Glückwunsch zum Fang und guten Appetit!!!

Musste nachher hier noch Fotos vom gebratenen Fisch reinstellen ;-))

Und hier Deinen Fang melden, da kannste was gewinnen (Rutten sind ja auch Räuber):
http://www.anglerboard.de/board/showthread.php?t=323363


----------



## daci7 (6. Januar 2017)

*AW: Aalrutte*

Eine weiße Leber mit Ausfluss würd ich generell mal einem SEHR kranken Fisch zuschreiben. Wenn mich meine trüben Augen aber nicht täuschen hast du da Rutten-Milch und -Rogen zwischen den Fischen liegen 
Das würde auch den Unterschied ganz gut erklären - hast halt ein Weibchen und zwei Männlein gefangen.
Grüße,
David

PS: und Petri zum Fang natürlich! Rutte hab ich noch nie gefangen - mein Neid sei dir Gewiss


----------



## Sten Hagelvoll (6. Januar 2017)

*AW: Aalrutte*



FWFishing schrieb:


> Nur die Lebern waren sehr eigenartig von Konsistenz und Geschmack.. ist das normal dass bei der kleinsten Rutte die Leber rot war und bei den zwei anderen weiß und sehr weich mit weissem Ausfluss??? Wurden auch immer weicher beim Braten! Jemand ne Idee?



Pehei erstmal!#6

Es ist Laichzeit, kann das sein, daß du statt den Lebern die Milch gebraten hast!?:q

Die sowie den Rogen sieht man ja auch auf deinem Bild.
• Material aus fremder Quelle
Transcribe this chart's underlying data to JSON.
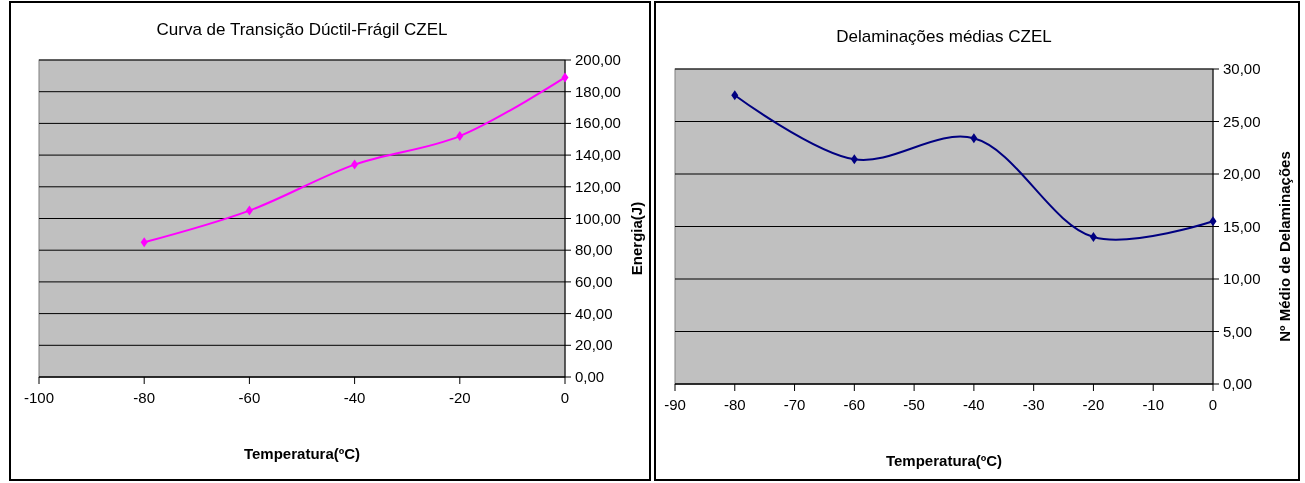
{
  "chart_data": [
    {
      "type": "line",
      "title": "Curva de Transição Dúctil-Frágil CZEL",
      "xlabel": "Temperatura(ºC)",
      "ylabel": "Energia(J)",
      "x": [
        -80,
        -60,
        -40,
        -20,
        0
      ],
      "series": [
        {
          "color": "#ff00ff",
          "values": [
            85,
            105,
            134,
            152,
            189
          ]
        }
      ],
      "xlim": [
        -100,
        0
      ],
      "xticks": [
        -100,
        -80,
        -60,
        -40,
        -20,
        0
      ],
      "ylim": [
        0,
        200
      ],
      "yticks": [
        {
          "value": 0,
          "label": "0,00"
        },
        {
          "value": 20,
          "label": "20,00"
        },
        {
          "value": 40,
          "label": "40,00"
        },
        {
          "value": 60,
          "label": "60,00"
        },
        {
          "value": 80,
          "label": "80,00"
        },
        {
          "value": 100,
          "label": "100,00"
        },
        {
          "value": 120,
          "label": "120,00"
        },
        {
          "value": 140,
          "label": "140,00"
        },
        {
          "value": 160,
          "label": "160,00"
        },
        {
          "value": 180,
          "label": "180,00"
        },
        {
          "value": 200,
          "label": "200,00"
        }
      ],
      "grid": "y",
      "marker": "diamond",
      "line_style": "solid"
    },
    {
      "type": "line",
      "title": "Delaminações médias CZEL",
      "xlabel": "Temperatura(ºC)",
      "ylabel": "Nº Médio de Delaminações",
      "x": [
        -80,
        -60,
        -40,
        -20,
        0
      ],
      "series": [
        {
          "color": "#000080",
          "values": [
            27.5,
            21.4,
            23.4,
            14.0,
            15.5
          ]
        }
      ],
      "xlim": [
        -90,
        0
      ],
      "xticks": [
        -90,
        -80,
        -70,
        -60,
        -50,
        -40,
        -30,
        -20,
        -10,
        0
      ],
      "ylim": [
        0,
        30
      ],
      "yticks": [
        {
          "value": 0,
          "label": "0,00"
        },
        {
          "value": 5,
          "label": "5,00"
        },
        {
          "value": 10,
          "label": "10,00"
        },
        {
          "value": 15,
          "label": "15,00"
        },
        {
          "value": 20,
          "label": "20,00"
        },
        {
          "value": 25,
          "label": "25,00"
        },
        {
          "value": 30,
          "label": "30,00"
        }
      ],
      "grid": "y",
      "marker": "diamond",
      "line_style": "solid"
    }
  ]
}
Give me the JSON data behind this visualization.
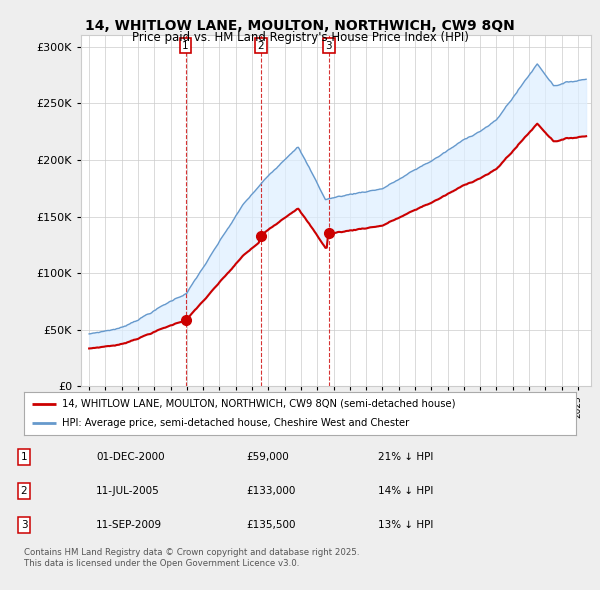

edit:  Da war der David 'n Ticken schneller...|wavey:


----------



## Thomas9904 (6. Januar 2017)

*AW: Aalrutte*

richtig, davon ab:
Milch und Rogen...


----------



## tozi (6. Januar 2017)

*AW: Aalrutte*

Hallo,
da ist definitiv keine Leber auf dem Bild...  und sicher schmeckt Leber auch anders. Es war ein weiblicher Fisch und zwei männliche.... Vielleicht weißt du jetzt was du gegessen hast..... 
Gruß Thomas


----------



## FWFishing (6. Januar 2017)

*AW: Aalrutte*

Gut dass ich nur ein kleines Stück probiert hab  |peinlich|scardie:|scardie:
Mein Angelkollege hat den Rest verputzt 
Naja danke, das nächste Mal sind wir schlauer


----------



## jaunty_irl (6. Januar 2017)

*AW: Aalrutte*

Phahahaha 
Köstlich


----------



## daci7 (6. Januar 2017)

*AW: Aalrutte*

Naja - gebackene Karpfenmilch soll ja auch 'ne Delikatesse sein. Und der Rogen von manchen Fischen ist auch nicht zu verachten


----------



## Sten Hagelvoll (6. Januar 2017)

*AW: Aalrutte*



FWFishing schrieb:


> Gut dass ich nur ein kleines Stück probiert hab  |peinlich|scardie:|scardie:
> Mein Angelkollege hat den Rest verputzt
> Naja danke, das nächste Mal sind wir schlauer




Is ni weiter schlimm,
Milch ist von einigen Arten eine Delikatesse und allgemein sehr gesund. Wie hat sie denn geschmeckt?

Kleines offtopic

In menschlicher "Milch" ist nachweislich sogar Gold enthalten!|znaika:


----------



## FWFishing (12. Januar 2017)

*AW: Aalrutte*

Also meinem Spezl hat es anscheinend geschmeckt. Ich hab ein kleines Stück kaum runter gebracht...
Das nächste Mal wird die Rutte geräuchert und die wirkliche Leber verspeist


----------